A visita de Parolin é histórica

A missão de Dom Parolin acontece nesse contexto extremamente complexo. Mas, há interesse de todas as partes em fazer essa amizade dar certo. Nunca antes um representante vaticano foi recebido com tanta atenção, não só por líderes religiosos locais, mas também por ministros de relações exteriores e pela maior autoridade do Kremlin: o próprio Presidente Putin.

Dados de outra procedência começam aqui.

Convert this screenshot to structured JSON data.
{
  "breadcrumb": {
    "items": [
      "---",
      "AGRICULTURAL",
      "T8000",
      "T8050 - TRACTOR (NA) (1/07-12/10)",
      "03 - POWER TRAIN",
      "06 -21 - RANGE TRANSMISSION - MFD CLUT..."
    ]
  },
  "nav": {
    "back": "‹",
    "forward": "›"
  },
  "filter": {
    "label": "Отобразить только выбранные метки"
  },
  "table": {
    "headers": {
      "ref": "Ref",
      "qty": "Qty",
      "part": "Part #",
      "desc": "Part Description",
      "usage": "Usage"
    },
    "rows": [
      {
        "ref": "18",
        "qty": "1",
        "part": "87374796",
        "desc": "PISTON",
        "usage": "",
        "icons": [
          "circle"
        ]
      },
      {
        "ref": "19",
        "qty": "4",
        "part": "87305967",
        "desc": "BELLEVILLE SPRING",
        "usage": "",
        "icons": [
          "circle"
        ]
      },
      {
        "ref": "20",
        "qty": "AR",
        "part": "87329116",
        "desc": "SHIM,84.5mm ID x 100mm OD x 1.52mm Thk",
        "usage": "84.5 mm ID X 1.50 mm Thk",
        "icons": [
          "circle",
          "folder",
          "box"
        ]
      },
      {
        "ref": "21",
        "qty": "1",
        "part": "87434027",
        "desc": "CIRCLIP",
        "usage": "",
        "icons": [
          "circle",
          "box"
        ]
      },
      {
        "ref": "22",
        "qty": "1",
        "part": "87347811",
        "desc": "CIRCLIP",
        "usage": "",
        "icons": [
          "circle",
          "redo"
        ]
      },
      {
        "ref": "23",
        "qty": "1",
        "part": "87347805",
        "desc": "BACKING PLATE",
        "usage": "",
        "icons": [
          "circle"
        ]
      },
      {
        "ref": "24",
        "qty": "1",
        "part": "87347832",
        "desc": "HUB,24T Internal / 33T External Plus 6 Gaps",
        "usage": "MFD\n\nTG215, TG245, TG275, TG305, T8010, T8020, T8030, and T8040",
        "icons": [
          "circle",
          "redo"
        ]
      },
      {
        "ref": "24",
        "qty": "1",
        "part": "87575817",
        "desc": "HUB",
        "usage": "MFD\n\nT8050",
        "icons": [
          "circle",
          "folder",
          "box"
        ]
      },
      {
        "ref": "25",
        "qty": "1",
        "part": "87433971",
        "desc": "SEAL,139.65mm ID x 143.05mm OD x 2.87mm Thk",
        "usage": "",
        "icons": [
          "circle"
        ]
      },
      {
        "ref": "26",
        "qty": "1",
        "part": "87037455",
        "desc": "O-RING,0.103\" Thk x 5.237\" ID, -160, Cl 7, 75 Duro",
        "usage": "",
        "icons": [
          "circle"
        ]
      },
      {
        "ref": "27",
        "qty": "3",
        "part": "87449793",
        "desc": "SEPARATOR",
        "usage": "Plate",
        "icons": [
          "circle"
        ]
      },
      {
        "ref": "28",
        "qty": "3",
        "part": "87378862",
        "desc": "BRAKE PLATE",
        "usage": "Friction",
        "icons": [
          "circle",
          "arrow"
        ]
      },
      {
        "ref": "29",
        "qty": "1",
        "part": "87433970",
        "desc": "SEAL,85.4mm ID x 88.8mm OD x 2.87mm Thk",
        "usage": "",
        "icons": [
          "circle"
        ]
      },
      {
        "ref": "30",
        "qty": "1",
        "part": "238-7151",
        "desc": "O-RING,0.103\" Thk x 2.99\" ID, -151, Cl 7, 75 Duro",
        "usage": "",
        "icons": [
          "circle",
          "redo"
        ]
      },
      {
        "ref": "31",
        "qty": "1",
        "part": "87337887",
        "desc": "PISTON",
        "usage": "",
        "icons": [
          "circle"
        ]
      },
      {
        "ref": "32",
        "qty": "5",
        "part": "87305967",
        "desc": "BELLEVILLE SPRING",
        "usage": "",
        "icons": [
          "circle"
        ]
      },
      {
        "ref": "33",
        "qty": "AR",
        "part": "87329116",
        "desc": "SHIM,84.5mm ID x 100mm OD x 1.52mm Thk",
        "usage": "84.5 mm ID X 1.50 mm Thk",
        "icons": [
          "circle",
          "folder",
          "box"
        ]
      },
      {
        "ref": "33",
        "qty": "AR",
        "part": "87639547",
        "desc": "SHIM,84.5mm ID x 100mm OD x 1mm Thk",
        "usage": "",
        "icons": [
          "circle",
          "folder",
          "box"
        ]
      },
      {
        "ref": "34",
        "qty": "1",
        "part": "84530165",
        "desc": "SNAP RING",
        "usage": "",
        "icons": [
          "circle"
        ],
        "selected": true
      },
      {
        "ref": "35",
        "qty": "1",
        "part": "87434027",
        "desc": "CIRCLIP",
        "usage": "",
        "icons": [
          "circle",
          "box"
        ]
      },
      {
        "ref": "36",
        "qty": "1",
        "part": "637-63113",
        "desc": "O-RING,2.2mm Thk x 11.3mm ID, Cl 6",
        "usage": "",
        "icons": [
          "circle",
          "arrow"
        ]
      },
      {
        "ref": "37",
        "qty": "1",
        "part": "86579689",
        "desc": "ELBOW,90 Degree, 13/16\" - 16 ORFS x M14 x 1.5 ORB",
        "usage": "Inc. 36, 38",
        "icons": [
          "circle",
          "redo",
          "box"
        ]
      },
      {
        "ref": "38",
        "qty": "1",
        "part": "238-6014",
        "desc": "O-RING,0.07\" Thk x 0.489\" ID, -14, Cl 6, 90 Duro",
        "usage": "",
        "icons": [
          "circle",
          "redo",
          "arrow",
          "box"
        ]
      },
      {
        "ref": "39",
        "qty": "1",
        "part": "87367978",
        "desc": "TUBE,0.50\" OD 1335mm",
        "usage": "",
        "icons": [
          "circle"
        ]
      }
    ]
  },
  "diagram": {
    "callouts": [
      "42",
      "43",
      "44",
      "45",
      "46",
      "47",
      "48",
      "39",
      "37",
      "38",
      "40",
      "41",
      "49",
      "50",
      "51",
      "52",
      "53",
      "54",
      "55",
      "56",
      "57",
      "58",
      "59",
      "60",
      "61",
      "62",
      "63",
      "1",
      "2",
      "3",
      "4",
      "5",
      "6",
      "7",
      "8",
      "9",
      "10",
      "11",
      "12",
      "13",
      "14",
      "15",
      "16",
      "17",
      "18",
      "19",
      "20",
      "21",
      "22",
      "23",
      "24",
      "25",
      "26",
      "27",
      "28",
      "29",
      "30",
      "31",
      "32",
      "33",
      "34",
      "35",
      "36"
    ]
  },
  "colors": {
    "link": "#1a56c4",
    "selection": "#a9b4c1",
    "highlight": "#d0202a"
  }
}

Soma-se, ainda, ao igualmente histórico encontro do Papa Francisco com o Patriarca de Moscou, Cirilo, em fevereiro de 2016, na ilha de Cuba. O cisma entre Oriente e Ocidente ocorreu em 1054, mas a sede metropolitana de Moscou foi criada somente no século XV. De qualquer forma, jamais o bispo de Roma e o patriarca ortodoxo de Moscou haviam se reunido, apesar de várias tentativas de reaproximação. Em declaração conjunta, prometeram trabalhar pela unidade dos cristãos.

Também o Cardeal Parolin se reuniu com o Patriarca de Moscou. “Falamos um pouco sobre esse novo clima que reina entre as Igrejas Católica e Ortodoxa. Essa nova atmosfera se instaurou nos últimos anos e teve um momento particularmente significativo e de forte aceleração graças ao encontro, em Havana, entre o Patriarca e o Papa”, explicou à rádio Vaticano .

O Cardeal Parolin também encontrou o Bispo Ortodoxo Metropolita Hilarion Alfeev, representante de relações exteriores da igreja russa, além de autoridades da Igreja Católica local. O Cardeal definiu sua visita à Rússia como “uma viagem útil, interessante e construtiva”. Talvez as relações entre Rússia e Vaticano, entre católicos e ortodoxos, entre Ocidente e Oriente ainda não estejam prontas para que um dia o Papa possa ir à Rússia, mas os passos para que isso possa acontecer estão sendo dados e, um dia, a visita histórica deve ocorrer.